Adapté d’une nouvelle de Philip K. Dick (décidément une vraie banque d’idées pour le cinéma américain), L’Agence met en scène un ancien candidat au Sénat qui découvre que sa vie est coordonnée par une étrange agence, manipulant à l’envi les destins de l’humanité. Entre conspirationnisme effréné, quête de liberté et romance à l’eau de rose, le film a du mal à trouver un équilibre scénaristique malgré un jeu d’engrenages malins et des trouvailles visuelles pertinentes.
Une brillante carrière politique s’ouvre devant le jeune David Norris (Matt Damon). Candidat au siège de sénateur de New York, fort de sondages le donnant gagnant, il ne faudra qu’un malheureux incident pour que tous ses espoirs volent en éclat. Le soir de sa défaite, il rencontre inopinément une charmante jeune femme, Elise (Emily Blunt), et tombe immédiatement sous son charme. La belle disparaît, sans laisser ni nom, ni adresse. Le hasard faisant bien les choses, il la croise quelques mois plus tard et décide cette fois-ci de ne plus la perdre des yeux. Mais des hommes veillent à ce que ce désir soit contrecarré.
Après une séquence d’ouverture fortement ancrée dans la réalité où la candidature de Norris est vue à travers un melting-pot d’images médiatiques (les apparitions de Jon Stewart le journaliste humoriste, Michael Bloomberg, le maire de New York entre autres), l’étrangeté fait son apparition sous la forme d’hommes chapeautés semblant tout droit sortis de Dark City. Un de ces personnages, Harry, est missionné à la filature de David. Filature d’autant plus surprenante qu’il doit par exemple lui faire rater son bus… Mais ce matin-là, David prend malgré tout son bus. Arrivé sur son lieu de travail, ses collègues sont immobiles, comme si le temps avait été figé. La porte de son bureau s’ouvre sur un immense entrepôt. Lui est alors révélée l’existence de l’agence, sorte de société secrète qui manipule le destin des hommes afin qu’ils réalisent ce que l’agence a décidé pour eux. David ne doit en aucun cas revoir Elise, considérée comme un frein à sa destinée, sous peine d’être « réajusté ». N’écoutant que son cœur, il ne suit pas les conseils précieux de l’agence, mais décide au contraire d’entamer une relation amoureuse avec la jeune femme.

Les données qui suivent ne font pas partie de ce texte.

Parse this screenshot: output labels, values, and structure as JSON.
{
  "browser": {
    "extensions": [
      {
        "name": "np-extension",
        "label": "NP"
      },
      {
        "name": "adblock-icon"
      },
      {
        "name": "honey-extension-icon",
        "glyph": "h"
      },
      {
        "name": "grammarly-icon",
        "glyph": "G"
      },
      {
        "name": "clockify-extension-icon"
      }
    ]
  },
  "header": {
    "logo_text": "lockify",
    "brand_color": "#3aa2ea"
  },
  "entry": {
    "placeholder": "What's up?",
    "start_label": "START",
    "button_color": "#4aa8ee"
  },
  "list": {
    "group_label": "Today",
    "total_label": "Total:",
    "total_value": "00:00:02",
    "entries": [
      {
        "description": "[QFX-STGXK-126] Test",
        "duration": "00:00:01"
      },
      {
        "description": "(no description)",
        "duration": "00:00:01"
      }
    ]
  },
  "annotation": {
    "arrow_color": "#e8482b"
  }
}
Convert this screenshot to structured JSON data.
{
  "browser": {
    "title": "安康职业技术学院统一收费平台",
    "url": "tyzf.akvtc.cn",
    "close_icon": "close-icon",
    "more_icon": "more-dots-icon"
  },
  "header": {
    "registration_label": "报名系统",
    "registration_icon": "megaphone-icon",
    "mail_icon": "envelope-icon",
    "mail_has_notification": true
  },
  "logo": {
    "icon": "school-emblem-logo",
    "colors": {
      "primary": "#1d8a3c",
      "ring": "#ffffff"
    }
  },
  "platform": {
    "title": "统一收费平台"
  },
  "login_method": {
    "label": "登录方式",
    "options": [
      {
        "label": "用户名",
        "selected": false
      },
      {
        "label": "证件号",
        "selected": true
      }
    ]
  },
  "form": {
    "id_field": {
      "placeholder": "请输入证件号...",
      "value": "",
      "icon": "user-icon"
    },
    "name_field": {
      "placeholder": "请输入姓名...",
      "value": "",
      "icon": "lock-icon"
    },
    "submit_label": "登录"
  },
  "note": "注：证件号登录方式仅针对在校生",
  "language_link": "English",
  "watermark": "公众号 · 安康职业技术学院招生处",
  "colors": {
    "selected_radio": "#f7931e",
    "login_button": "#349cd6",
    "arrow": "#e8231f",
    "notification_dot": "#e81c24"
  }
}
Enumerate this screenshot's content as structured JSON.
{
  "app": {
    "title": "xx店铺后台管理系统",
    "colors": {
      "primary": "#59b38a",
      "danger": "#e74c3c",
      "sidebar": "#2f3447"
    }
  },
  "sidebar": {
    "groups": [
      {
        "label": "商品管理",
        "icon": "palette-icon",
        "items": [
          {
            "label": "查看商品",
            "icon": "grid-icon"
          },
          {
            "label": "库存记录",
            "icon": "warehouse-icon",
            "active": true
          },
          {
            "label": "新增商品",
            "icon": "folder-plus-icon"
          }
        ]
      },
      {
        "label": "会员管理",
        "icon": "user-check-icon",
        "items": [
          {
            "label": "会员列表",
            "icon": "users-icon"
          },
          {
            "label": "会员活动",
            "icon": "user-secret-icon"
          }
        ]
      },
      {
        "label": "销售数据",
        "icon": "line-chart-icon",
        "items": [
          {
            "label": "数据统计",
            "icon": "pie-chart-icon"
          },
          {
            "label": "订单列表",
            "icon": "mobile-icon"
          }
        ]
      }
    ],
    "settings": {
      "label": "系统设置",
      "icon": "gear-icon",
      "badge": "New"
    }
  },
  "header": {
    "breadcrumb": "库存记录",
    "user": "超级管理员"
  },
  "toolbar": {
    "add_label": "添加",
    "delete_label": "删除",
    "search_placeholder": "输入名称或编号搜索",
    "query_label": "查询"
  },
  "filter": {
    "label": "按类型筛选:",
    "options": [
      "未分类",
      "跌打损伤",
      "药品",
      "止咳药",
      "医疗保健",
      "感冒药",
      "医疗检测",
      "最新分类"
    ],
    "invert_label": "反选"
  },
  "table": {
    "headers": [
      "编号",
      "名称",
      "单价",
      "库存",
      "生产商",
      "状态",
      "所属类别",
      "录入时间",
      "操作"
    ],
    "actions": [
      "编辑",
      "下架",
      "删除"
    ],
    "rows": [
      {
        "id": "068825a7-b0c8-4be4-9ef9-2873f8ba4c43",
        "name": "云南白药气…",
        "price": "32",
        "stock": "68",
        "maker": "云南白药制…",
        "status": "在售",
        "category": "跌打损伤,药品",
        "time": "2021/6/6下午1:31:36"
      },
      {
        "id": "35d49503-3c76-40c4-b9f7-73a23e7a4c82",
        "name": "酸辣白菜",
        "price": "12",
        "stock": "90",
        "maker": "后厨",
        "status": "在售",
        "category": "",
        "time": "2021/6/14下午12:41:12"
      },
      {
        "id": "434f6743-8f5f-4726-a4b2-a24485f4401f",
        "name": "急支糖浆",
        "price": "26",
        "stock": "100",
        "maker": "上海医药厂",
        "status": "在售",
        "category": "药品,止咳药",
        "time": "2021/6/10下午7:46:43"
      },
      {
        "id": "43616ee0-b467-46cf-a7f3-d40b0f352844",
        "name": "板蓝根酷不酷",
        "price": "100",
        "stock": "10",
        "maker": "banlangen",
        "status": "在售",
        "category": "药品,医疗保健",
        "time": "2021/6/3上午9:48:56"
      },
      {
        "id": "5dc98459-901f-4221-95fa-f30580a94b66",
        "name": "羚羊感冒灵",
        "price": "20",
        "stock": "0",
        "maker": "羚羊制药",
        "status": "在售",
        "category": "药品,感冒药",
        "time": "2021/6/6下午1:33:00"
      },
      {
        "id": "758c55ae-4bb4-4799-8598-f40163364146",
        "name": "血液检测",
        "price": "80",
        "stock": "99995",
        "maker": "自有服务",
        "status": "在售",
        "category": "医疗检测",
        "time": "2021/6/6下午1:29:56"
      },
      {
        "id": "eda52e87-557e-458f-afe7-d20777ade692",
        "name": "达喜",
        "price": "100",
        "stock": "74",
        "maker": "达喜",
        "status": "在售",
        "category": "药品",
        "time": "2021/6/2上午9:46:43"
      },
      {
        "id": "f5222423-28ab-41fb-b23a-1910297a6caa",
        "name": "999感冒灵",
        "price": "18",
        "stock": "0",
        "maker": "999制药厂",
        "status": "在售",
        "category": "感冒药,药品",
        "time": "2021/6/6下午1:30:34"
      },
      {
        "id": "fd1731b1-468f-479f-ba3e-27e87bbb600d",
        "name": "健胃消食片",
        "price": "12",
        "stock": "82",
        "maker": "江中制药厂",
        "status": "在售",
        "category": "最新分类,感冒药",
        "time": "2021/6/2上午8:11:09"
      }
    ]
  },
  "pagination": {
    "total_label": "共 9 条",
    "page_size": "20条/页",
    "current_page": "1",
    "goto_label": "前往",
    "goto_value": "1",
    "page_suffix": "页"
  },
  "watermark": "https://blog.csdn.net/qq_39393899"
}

La désobéissance de David va évidemment perturber le Plan préétabli et commence alors une nouvelle séquence narrative pour le film : les poursuites. Les scènes les plus intéressantes visuellement prennent place dans ce segment. En effet, la géographie new-yorkaise subit quelques belles modifications. Pour passer d’un lieu à un autre, les hommes de l’agence utilisent toutes les portes de la ville qui s’ouvrent sur des lieux incongrus. Poussez une porte dans la cinquième avenue et vous déboulez au musée d’Histoire naturelle. La sortie de secours de ce musée vous propulse en plein Central Park ou au pied de la Statue de la Liberté. Toutes les attentes inconscientes du spectateur (l’intérieur ne mène pas forcément à un lieu ouvert, un milieu urbain peut se métamorphoser en autre chose) sont donc déjouées. Cette étrangeté, cet élément perturbant la réalité, propre à l’univers de Dick permet à L’Agence de surprendre son public en lui offrant un chassé-croisé inattendu.
Malheureusement, le film qui oscille entre anticipation et fantastique décide de jouer d’une troisième corde, celle de la romance et là c’est la fausse note. L’histoire d’amour entre Elise et David apparaît comme hors propos. Sans passif suffisamment implanté, cette amourette sonne creux et fausse et les efforts incommensurables de David à la faire survivre alourdissent progressivement le film, jusqu’à un happy-end désastreux.
L’Agence pèche ainsi par excès de gourmandise. À hésiter à choisir un style de film et à s’y tenir, le réalisateur noie ses bonnes intentions, pourtant présentes au début, dans un fatras sentimental qui embourbe les questionnements qui auraient pu émerger. L’homme est-il libre de ses choix ? On finit par n’en avoir rien à faire quand on voit les choix calamiteux du personnage de Matt Damon. Peut-être aurait-il mieux valu qu’il reste prisonnier du plan, ou qu’il cherche à s’en défaire en défiant l’autorité quasi-divine de l’agence pour lui-même et non pour une bluette peu crédible. La liberté à ce prix est un gâchis.